Kultur

Eine Fotografin auf der Suche nach der Sonne

Die Frau, die ihre Kamera auf Vogelschwärme, auf Schneehügel oder alte Gemäuer richtet, wirkt introvertiert, fast in Trance, ganz anders als typische Fotoreporter. In einem Video, das in der Schau „Rinko Kawauchi – Illuminance“ im KunstHaus Wien (bis 5. Juli) gezeigt wird, ist die 1972 geborene japanische Fotografin kurz bei der Arbeit zu sehen.
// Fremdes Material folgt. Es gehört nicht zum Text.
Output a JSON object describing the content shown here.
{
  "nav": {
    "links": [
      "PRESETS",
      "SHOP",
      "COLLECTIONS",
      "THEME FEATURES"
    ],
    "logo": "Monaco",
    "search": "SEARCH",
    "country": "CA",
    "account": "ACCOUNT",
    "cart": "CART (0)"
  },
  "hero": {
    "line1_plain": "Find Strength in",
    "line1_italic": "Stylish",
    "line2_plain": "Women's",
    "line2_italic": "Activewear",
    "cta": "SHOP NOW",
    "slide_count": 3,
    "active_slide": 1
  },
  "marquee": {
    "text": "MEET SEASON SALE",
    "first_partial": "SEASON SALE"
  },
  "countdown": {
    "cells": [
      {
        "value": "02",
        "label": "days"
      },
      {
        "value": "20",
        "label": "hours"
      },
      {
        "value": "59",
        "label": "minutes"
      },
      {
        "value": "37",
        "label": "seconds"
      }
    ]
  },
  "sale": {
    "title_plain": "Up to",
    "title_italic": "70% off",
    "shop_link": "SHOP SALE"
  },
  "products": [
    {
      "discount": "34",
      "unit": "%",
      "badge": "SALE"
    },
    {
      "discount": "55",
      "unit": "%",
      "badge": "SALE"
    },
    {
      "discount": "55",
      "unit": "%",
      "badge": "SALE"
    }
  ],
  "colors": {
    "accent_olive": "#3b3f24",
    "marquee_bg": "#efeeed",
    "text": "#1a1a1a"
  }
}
Die Ausstellung, für die die Künstlerin eine eigene Werkserie in Österreich anfertigte, ist der Startschuss für das Programm, das Bettina Leidl mit ihrem teils neuen Team im KunstHaus verantwortet: Die Kulturmanagerin hatte vor einem Jahr die Leitung des einstigen Hundertwasser-Refugiums angetreten.

Rinko Kawauchi ist hierzulande noch weitgehend unbekannt, in der Foto-Szene machte sie sich durch außergewöhnliche Bildbände und Foto-Serien einen Namen. Tatsächlich gelingt es der Fotografin, dem Alltäglichen noch einmal ungesehene Aspekte abzuringen, „redundante“ Bilder zu vermeiden und durch eine radikal subjektive Motivwahl einen Blick nach Innen zu offenbaren.

Japan ist überall

Es wäre dabei vorschnell, Kawauchis Bildwelt mit einem speziell „japanischen“ Blick und einer Ästhetik der Reduktion und Reinheit zu assoziieren. Wohl kommen solche „typischen“ Elemente vor, zumal in der titelgebenden Serie „Illuminance“, die am Beginn der Schau steht: Zierfische, Blüten, Spinnennetze gehören zu den Motiven, die Kawauchi da teils in starker Nahsicht und mit Effekten der Überbelichtung festhält. Doch der individuelle Stil der Fotografin ist stärker als all jene Merkmale, die die Bilder in einer bestimmten Kultur festmachen.

Besonders gut zeigt sich diese Kraft der Eigenwilligkeit in der Serie „Searching for The Sun“, die extra für die Wiener Ausstellung entstand. Auf Einladung des KunstHausWien verbrachte Kawauchi eine Woche in Österreich, filmte und fotografierte u.a. in der Seegrotte Hinterbrühl, in der Dachstein-Eishöhle oder bei den Schmelzöfen der Münze Österreich.

Alle Inhalte anzeigen

Trachten-Avantgarde

Motive, die man vordergründig für spektakulär hält – etwa glitzernde Eisblöcke oder Goldmünzen – stellen sich in Kawauchis Bildern als eher uninteressant heraus; ein Bergvogel, ein Schneehügel oder eine Hutfeder in der Auslage eines Trachtengeschäfts entpuppen sich dagegen als die wahren Funde auf Kawauchis Schatzsuche. Das Medium Fotografie stellt seine Fähigkeit, Dinge „umzuwerten“ und individuelle Perspektiven aufzuwerten, hier wieder unter Beweis.

In Summe schafft die von Verena Kaspar-Eisert kuratierte Schau einen Raum, der es ermöglicht, Abstand zu nehmen: Jedes Bild erzählt nicht nur von der kontemplativen Versenkung der Fotografin, es erlaubt auch, ihr ein Stück weit in diese Trance zu folgen. In dem eingangs erwähnten Video spricht die Künstlerin davon, dass sie paradoxerweise unsichtbare Qualitäten zeigen möchte, indem sie sichtbare Dinge fotografiert. Das ist nicht esoterisch-abgehoben: Es funktioniert.